Some financial advisors advocate a buy and hold forever strategy for individual stocks.
They cite such successful investors as Warren Buffett, Benjamin Graham, and John Templeton as staunch believers in a buy and hold forever approach.
Or financial experts tout articles like “The 7 Best Stocks for a Lifetime”.
As a good friend whose birthday is this week would put it, “Complete foolishness, I say.”
And she would be right.
I generally recommend buy and hold, but only for mutual and exchange traded funds. Not individual equities. I also believe that investors should periodically review their holdings. And, if necessary, to rebalance the portfolio to one’s current target asset allocation.
So why do I not like buy and hold forever with individual stocks?
Were These Successful Investors Truly Holding Forever?
I agree that many successful equity investors take a long-term perspective. That is part of my own investment philosophy.
But long-term does not mean forever. Either literally or even in a typical investor’s lifespan of (say) 40 years. And Warren Buffett often sells investments.
Successful value investors – Buffett, Graham, Templeton – do usually take a long-term perspective (the exception are some value investors who trade based on short-term anomalies that temporarily create under-valued opportunities). They focus on companies with strong management, well run operations, an excellent business model, products/services with strong revenue potential, industry leading positions, etc.
In short, strong successful companies with consistent long-term earnings growth potential.
But again, long-term does not necessarily mean forever.
The world changes over time. Companies that are strong today may lose their competitive advantage in the future.
Smart value investors continually assess their holdings to ensure their investments still possess strong potential.
What Do I Mean?
A good example is Eastman Kodak. A company that met many criteria on a value investor’s list.
Strong products – selling the Brownie camera, not too mention all the film, innovation – inventor of the first digital camera in 1975, successful track record – member of the Dow Jones 30 since 1930, and so on.
A nice company to own for the long-term.
In the 1960s and 70s, you likely bought a camera from Kodak. In the 2000s, would you buy a digital camera from Kodak? Possibly. But you would look at Canon, Panasonic, Nikon, Sony, Olympus, Pentax, etc. And for most customers, Kodak did not close the sale. Which may explain why Kodak just announced that they were exiting the digital camera business.
In 1975, Kodak invents the digital camera. In 2012, Kodak leaves the business. 37 years is a long time. But it is not forever.
The business world is not stagnate. Factors that impact companies constantly change.
It is pure lunacy to think otherwise.
Impact on Investors
As an investor, we can also see how buying and holding Kodak paid off.
Not great if you held forever.
As an investor, you must constantly assess the future potential of any company at that moment in time.
Kodak probably looked like a superb investment at times in its history. Great products, industry leader, new technologies. However, would most investors consider Kodak as an industry leader with great products today?
Times change. Companies change. Expected future share performance will change.
Do not buy a company stock and throw the certificate in your safe deposit box.
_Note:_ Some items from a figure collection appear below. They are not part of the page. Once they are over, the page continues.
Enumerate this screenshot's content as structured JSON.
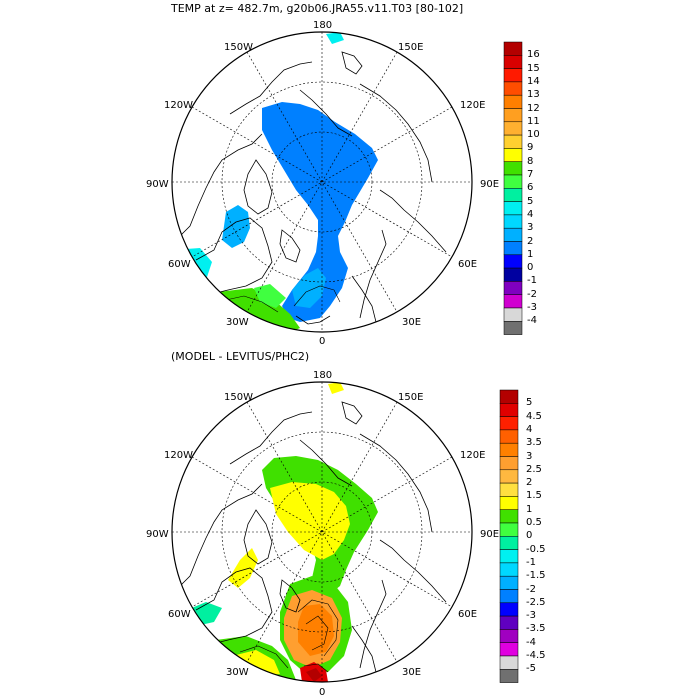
{
  "title": "TEMP at z= 482.7m, g20b06.JRA55.v11.T03 [80-102]",
  "diff_title": "(MODEL - LEVITUS/PHC2)",
  "longitude_labels": {
    "top": "180",
    "upper_left": "150W",
    "upper_right": "150E",
    "left_high": "120W",
    "right_high": "120E",
    "left_mid": "90W",
    "right_mid": "90E",
    "left_low": "60W",
    "right_low": "60E",
    "bottom_left": "30W",
    "bottom_right": "30E",
    "bottom": "0"
  },
  "colorbar_top": {
    "labels": [
      "16",
      "15",
      "14",
      "13",
      "12",
      "11",
      "10",
      "9",
      "8",
      "7",
      "6",
      "5",
      "4",
      "3",
      "2",
      "1",
      "0",
      "-1",
      "-2",
      "-3",
      "-4"
    ],
    "colors": [
      "#b30000",
      "#d90000",
      "#ff1a00",
      "#ff4d00",
      "#ff7f00",
      "#ff9f20",
      "#ffb030",
      "#ffd030",
      "#ffff00",
      "#40e000",
      "#40ff40",
      "#00f0a0",
      "#00f0f0",
      "#00d8ff",
      "#00b0ff",
      "#0080ff",
      "#0000ff",
      "#0000a0",
      "#8000c0",
      "#d000d0",
      "#d8d8d8",
      "#707070"
    ]
  },
  "colorbar_bottom": {
    "labels": [
      "5",
      "4.5",
      "4",
      "3.5",
      "3",
      "2.5",
      "2",
      "1.5",
      "1",
      "0.5",
      "0",
      "-0.5",
      "-1",
      "-1.5",
      "-2",
      "-2.5",
      "-3",
      "-3.5",
      "-4",
      "-4.5",
      "-5"
    ],
    "colors": [
      "#b30000",
      "#e00000",
      "#ff2000",
      "#ff6000",
      "#ff8000",
      "#ff9f30",
      "#ffb840",
      "#ffe040",
      "#ffff00",
      "#40e000",
      "#40ff40",
      "#00f0a0",
      "#00f0f0",
      "#00d8ff",
      "#00b0ff",
      "#0080ff",
      "#0000ff",
      "#6000c0",
      "#a000c0",
      "#e000e0",
      "#d8d8d8",
      "#707070"
    ]
  }
}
Always examine its future prospects on a periodic basis. If the fundamentals change to the point where the company’s potential is doubtful, then you need to consider selling.
But take a longer-term perspective in your analysis. Otherwise, you will be churning your portfolio as you constantly flip investments seeking the next great asset.
What About Funds?
“Okay, I see buy and hold forever with stocks might be problematic. But what about you and your buy and hold with funds? Isn’t this same issue?”
Maybe. Maybe not. It depends on the company and the index.
Consider Kodak. It became a component of the Dow Jones 30 in 1930. Outside of General Electric and General Motors, the longest tenure of any company. But by the 2000s, the company was clearly weakening. In April 2004, Kodak was deleted from the Dow Jones (along with AT&T and International Paper) and replaced with Verizon, Pfizer, and American International Group.
Although a little later to the party, Kodak was also deleted from the Standard & Poor’s 500 index in December 2010.
With various indices, this is a normal process. As companies meet index criteria, they may be included. As companies fail to adhere to the criteria, they are deleted. You may buy just one single index fund, but its components will change over time.
While the criteria do not relate to profitability or share appreciation directly, they do in an indirect fashion. For example, market capitalization is often a criterion. If a company issues 1 million shares at $5, its capitalization is $5 million. If the company is successful, its share price will rise and so too will its capitalization. That may allow it to meet minimum requirements for certain indices.
That is why I like the buy and hold strategy for funds but not for individual stocks.
If you buy and hold a stock forever, you had better hope that your company evolves well over time in a changing world. Not many excel forever.
But if you buy an index fund, you can hold it forever. Safe in the knowledge that over time, weakening companies will exit the index and be replaced by stronger firms.